I feel it, too, when I see Aunt Amy rewinding the answering machine, playing a Jesus-man message from months ago as if it were new. When I see Hannah running over in her new dress to meet Kasey, all the while looking over her shoulder at Natalie. When I see Tristan, playing air guitar to one of your songs, when what he wants is to write his own. When I see Dad, coming over to kiss my head before bed, too tired to worry about where I go at night. When I see the boy in Bio who fills the always-empty seat beside him with a stack of books. Everything gets in. I can’t stop them.

So yes, in a way, it’s easy to understand. But on the other hand, it makes no fucking sense, as you would say. To kill yourself. No fucking sense at all. You didn’t think about the rest of us. You didn’t care about what would happen to us after you were gone.

It’s been three days since Sky broke up with me. I couldn’t bear to see him at school the next day, or the day after that, so I told Dad I wasn’t feeling well and stayed in bed, burying myself under the blankets. When Natalie and Hannah called to check on me, I texted them back that I had the flu. I wasn’t actually sick, but I drank some NyQuil from the medicine cabinet and slept away the days. Dad cooked me Lipton chicken noodle soup every night when he got back from work, which is what Mom used to make me when I was home sick. It was so sweet, him trying like that, but it only made me feel worse. Tonight, when I was still loopy from the cold medicine that I didn’t really need, I asked him for a lullaby. He sang “This Land Is Your Land.” I closed my eyes and tried to travel in my mind to the feeling that I’d had as a kid when he sang it.

But I couldn’t go anywhere, except back to the night that May died. And to the nights before that—what it was like waiting for her to come back. There’s something wrong with me. I can’t say what it is.

I was frozen still when May fell. The policeman found me there the next day, just looking down at the water—that’s what they say. I don’t remember. When they asked, “What happened to your sister?” I didn’t answer. They found her body in the river.

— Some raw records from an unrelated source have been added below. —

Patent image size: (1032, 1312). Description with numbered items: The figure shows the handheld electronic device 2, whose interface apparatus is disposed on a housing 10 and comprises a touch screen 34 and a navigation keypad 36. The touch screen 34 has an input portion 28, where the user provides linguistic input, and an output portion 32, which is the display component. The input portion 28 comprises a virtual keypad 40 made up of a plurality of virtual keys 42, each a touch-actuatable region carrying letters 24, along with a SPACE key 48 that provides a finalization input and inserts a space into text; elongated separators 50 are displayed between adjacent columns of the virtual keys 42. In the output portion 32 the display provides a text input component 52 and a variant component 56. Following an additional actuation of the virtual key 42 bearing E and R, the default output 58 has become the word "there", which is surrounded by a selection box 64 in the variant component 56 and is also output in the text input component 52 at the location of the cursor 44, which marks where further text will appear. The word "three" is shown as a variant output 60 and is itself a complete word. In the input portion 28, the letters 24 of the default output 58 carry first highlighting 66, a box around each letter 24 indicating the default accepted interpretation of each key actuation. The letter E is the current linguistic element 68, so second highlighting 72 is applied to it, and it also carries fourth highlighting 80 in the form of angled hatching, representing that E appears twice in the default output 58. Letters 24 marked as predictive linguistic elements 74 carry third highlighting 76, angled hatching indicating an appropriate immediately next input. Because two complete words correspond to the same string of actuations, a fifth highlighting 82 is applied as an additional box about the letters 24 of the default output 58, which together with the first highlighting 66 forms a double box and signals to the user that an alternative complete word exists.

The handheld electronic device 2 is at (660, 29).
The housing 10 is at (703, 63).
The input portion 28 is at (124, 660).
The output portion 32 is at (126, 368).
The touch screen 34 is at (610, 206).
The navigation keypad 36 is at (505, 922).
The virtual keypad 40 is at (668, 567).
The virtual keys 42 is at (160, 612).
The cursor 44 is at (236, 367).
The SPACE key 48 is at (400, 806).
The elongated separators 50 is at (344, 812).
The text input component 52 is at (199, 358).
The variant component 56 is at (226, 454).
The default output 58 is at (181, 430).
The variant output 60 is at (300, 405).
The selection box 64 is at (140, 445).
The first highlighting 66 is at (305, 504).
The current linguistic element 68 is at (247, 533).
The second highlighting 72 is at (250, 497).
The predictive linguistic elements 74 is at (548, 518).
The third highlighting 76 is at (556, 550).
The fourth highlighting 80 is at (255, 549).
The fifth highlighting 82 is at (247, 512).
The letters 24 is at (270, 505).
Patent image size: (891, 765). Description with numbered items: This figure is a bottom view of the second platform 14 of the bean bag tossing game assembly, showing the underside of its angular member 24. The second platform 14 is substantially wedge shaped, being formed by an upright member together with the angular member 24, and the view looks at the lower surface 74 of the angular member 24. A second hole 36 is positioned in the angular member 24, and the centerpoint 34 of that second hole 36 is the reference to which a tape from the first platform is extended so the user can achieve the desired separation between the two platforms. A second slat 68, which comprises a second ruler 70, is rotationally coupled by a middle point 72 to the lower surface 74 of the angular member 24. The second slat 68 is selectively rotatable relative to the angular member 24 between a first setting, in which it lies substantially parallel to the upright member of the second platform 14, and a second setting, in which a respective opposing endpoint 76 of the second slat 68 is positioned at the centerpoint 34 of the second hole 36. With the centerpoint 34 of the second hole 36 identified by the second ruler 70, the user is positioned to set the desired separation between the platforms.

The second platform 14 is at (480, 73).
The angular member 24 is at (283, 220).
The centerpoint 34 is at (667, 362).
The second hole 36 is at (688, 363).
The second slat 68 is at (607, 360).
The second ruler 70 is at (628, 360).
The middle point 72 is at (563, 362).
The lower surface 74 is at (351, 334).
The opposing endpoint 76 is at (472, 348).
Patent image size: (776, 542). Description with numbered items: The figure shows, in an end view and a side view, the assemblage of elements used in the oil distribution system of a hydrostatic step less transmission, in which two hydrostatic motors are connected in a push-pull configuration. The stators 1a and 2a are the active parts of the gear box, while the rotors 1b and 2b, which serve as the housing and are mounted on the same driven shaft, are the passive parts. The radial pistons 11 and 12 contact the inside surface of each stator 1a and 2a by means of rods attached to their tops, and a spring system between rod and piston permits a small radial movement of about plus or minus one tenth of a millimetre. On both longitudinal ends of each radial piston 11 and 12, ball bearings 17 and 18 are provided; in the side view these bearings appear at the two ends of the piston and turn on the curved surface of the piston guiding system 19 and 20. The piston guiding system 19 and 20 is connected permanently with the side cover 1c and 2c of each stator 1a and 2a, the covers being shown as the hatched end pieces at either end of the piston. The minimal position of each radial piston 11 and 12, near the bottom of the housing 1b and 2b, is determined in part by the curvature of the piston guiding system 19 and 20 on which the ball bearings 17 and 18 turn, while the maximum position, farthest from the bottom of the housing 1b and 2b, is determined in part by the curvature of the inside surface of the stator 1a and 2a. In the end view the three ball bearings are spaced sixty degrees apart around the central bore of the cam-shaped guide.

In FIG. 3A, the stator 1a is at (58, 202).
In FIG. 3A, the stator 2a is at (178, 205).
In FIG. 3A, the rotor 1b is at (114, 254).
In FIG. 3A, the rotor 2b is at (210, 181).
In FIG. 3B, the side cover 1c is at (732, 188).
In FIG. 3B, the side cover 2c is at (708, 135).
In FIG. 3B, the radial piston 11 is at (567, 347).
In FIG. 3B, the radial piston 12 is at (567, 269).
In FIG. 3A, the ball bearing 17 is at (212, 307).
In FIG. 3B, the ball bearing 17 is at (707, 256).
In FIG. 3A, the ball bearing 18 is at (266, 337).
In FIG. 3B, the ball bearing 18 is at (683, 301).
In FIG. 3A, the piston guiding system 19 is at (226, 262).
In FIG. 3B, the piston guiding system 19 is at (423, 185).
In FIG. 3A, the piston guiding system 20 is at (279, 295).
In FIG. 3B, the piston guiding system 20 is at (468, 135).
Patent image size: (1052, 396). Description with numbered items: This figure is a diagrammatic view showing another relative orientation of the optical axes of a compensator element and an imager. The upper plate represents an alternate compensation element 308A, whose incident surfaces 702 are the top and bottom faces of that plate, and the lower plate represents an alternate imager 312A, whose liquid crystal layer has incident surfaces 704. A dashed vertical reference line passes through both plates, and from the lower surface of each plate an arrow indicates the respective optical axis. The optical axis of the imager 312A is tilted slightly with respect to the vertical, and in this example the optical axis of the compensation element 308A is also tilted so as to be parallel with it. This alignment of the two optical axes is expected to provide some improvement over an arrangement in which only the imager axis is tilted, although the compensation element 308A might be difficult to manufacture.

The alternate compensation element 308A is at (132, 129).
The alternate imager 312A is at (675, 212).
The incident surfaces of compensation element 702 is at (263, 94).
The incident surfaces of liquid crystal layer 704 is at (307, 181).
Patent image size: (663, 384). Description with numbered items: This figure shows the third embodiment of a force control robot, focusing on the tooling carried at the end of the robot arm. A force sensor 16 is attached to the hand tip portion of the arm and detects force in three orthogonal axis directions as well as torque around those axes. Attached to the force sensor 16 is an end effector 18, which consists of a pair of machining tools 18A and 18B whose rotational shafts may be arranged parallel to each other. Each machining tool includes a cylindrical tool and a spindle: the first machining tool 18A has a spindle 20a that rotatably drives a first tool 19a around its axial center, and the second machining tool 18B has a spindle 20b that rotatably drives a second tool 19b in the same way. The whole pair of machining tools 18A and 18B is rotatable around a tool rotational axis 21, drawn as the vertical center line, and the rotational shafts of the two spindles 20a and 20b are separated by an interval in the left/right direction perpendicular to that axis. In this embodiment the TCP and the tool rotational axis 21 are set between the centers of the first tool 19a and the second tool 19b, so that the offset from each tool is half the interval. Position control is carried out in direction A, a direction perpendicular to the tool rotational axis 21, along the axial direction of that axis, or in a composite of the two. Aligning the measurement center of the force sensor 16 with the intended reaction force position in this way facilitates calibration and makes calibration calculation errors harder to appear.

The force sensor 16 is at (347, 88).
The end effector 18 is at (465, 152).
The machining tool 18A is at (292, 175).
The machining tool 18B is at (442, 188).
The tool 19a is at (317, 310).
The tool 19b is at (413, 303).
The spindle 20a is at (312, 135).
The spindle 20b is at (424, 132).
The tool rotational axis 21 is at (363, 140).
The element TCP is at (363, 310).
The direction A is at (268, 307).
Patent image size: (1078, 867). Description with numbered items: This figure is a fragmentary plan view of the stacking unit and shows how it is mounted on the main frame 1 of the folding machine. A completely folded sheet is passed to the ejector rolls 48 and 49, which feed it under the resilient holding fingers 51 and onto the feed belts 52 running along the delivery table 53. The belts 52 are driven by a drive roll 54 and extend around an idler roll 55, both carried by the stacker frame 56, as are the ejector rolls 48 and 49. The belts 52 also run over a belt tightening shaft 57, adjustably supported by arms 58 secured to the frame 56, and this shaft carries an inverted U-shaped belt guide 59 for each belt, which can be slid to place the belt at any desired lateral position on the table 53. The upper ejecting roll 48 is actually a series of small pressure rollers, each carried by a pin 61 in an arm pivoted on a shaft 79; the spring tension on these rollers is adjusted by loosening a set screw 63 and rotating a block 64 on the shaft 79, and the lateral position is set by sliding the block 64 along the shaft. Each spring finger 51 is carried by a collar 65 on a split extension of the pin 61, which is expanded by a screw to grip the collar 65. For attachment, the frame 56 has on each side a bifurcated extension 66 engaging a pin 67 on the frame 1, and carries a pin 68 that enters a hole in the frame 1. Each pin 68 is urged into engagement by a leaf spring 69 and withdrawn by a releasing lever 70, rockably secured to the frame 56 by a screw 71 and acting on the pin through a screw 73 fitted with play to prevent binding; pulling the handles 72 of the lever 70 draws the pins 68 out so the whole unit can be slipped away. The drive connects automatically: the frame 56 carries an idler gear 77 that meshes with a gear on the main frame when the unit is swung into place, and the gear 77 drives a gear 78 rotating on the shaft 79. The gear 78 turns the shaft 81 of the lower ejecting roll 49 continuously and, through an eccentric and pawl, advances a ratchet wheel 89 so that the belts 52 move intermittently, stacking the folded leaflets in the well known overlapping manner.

Dad never pushed me, but Mom asked all the time, wanting to know what we’d been doing at the bridge, why we had gone there, why weren’t we at the movies like we were supposed to be. I think Mom was mad at me for not being able to explain. I think that could be why she moved to California and stopped being my mother. I think she thought it was my fault. And I think she’s right. If she knew the truth, she’d never come back.

One day just before she left, I remember Mom was wiping off the counter after breakfast. She looked up and said, “Laurel, did she jump?”

“No,” I said. “The wind blew her off.”

Mom just nodded back at me, her eyes teary, before she turned away.

After Dad went to bed tonight, I lay awake. I tiptoed down the hall and started to turn the handle of the door to May’s room. But then I turned it back. I was afraid, suddenly, of how I knew she wouldn’t be there. Of how quiet all of her things would seem, staring at me just as she’d left them.

Nirvana means freedom. Freedom from suffering. I guess some people would say that death is just that. So, congratulations on being free, I guess. The rest of us are still here, grappling with all that’s been torn up.

Yours,

Laurel




Dear Amelia Earhart,

I keep thinking of you, having flashes of what it would have been like in your plane that morning before you disappeared. You’d already flown twenty-two thousand miles of your journey across the world, with only seven thousand to go over the nearly empty stretch of the Pacific. You’d meant to make it to a tiny island called Howland. From the air, its shape would be hard to tell apart from the clouds.